K8s下iptables-invalid-drop引起的耗时波动或者偶发断流随记

K8s下iptables-invalid-drop引起的耗时波动或者偶发断流随记

目录

1 环境前提

2 可能的诱因 & 现象结果

3 Related

3.1 github issue

环境前提

有kube-proxy组件且工作在iptables模式下

可有可无的条件: calico CNI

可能的诱因 & 现象结果

overlay POD 与集群外服务通讯

underlay与overlay网络通讯(去程overlay 回程underlay导致 asymmetrical routing 即非对称路由)

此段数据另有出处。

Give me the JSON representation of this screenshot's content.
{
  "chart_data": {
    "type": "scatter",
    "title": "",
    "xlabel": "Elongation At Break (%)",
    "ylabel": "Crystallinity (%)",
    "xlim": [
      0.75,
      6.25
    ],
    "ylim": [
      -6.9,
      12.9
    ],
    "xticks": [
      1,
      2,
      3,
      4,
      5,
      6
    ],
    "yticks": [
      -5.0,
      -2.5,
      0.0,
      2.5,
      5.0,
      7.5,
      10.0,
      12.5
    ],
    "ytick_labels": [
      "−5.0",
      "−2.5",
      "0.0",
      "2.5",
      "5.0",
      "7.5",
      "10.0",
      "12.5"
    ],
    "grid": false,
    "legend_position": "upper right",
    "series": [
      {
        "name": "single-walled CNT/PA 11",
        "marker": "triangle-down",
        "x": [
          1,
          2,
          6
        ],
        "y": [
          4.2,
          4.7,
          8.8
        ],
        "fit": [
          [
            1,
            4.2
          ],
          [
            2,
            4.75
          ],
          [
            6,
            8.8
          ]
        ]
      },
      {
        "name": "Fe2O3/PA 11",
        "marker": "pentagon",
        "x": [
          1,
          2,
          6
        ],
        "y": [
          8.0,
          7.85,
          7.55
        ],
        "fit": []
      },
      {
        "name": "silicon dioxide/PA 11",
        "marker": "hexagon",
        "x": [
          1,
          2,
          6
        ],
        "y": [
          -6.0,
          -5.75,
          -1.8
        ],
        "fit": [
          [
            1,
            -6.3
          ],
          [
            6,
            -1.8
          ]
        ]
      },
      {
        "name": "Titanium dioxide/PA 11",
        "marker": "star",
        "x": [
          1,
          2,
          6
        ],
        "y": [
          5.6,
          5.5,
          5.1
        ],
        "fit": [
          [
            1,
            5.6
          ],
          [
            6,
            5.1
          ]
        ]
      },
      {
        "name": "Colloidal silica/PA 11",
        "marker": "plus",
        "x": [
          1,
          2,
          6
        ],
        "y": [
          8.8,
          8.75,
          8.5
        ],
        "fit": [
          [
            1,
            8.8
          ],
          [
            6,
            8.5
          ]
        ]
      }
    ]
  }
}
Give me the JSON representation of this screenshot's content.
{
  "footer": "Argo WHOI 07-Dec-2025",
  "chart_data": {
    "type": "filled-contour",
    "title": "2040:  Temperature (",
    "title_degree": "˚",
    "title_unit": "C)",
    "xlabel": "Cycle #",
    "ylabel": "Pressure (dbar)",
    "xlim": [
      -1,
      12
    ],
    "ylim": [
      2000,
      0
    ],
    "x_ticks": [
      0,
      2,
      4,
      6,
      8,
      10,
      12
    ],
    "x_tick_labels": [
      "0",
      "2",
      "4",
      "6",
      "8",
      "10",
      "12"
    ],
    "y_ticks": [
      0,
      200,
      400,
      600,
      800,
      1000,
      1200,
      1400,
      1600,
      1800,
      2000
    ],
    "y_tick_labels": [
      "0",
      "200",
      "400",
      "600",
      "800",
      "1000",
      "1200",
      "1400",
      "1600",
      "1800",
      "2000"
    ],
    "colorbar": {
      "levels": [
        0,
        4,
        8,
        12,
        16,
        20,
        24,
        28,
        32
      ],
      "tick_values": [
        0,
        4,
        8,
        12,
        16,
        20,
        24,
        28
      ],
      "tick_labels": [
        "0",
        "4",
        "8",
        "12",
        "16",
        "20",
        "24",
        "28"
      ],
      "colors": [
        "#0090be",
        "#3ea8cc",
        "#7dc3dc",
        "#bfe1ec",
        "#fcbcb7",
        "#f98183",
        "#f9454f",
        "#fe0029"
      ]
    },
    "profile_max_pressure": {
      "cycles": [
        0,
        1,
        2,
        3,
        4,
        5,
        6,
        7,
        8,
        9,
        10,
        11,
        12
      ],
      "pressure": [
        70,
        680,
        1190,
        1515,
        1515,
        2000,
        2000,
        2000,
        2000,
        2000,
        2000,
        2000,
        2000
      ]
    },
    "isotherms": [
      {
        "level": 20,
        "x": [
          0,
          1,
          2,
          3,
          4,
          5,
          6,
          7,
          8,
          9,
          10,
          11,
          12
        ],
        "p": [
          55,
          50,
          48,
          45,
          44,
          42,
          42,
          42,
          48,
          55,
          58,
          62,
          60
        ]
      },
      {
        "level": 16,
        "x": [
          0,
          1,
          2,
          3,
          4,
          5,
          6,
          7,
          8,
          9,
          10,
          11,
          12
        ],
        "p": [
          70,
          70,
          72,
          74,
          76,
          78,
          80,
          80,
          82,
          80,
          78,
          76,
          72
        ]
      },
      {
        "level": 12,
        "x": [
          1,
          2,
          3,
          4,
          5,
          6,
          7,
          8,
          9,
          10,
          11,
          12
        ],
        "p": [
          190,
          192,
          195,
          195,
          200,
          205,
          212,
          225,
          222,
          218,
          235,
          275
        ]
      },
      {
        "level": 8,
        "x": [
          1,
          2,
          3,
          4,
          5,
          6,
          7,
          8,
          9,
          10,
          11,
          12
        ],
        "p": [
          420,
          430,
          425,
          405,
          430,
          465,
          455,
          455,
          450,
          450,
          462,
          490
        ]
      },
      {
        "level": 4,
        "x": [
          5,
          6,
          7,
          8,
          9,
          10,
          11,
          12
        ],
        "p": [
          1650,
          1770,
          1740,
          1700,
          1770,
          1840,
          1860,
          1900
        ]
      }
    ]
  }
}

conntrack saturation? (conntrack 饱和)

产生偶发性大耗时 或者 偶发性断流现象

在 kube-proxy 所维护的filter KUBE-FORWARD iptables规则链中,存在一条规则-A KUBE-FORWARD -m conntrack --ctstate INVALID -j DROP

[root@gzu-prd ~]# iptables -L KUBE-FORWARD --line -nv

Chain KUBE-FORWARD (1 references)

num pkts bytes target prot opt in out source destination

1 0 0 DROP all -- * * 0.0.0.0/0 0.0.0.0/0 ctstate INVALID

2 4 240 ACCEPT all -- * * 0.0.0.0/0 0.0.0.0/0 /* kubernetes forwarding rules */ mark match 0x4000/0x4000

3 11412 33M ACCEPT all -- * * 0.0.0.0/0 0.0.0.0/0 /* kubernetes forwarding conntrack pod source rule */ ctstate RELATED,ESTABLISHED

4 0 0 ACCEPT all -- * * 0.0.0.0/0 0.0.0.0/0 /* kubernetes forwarding conntrack pod destination rule */ ctstate RELATED,ESTABLISHED

这一条规则会导致在connection track标记为INVALID的流量被DROP处理,同时这一行为目前不支持配置禁用(除非改代码重新编译)

其中关于TCP的connection track状态可以在conntrack -L 或者 cat /proc/net/nf_conntrack中查到(例如[UNREPLIED]之类的)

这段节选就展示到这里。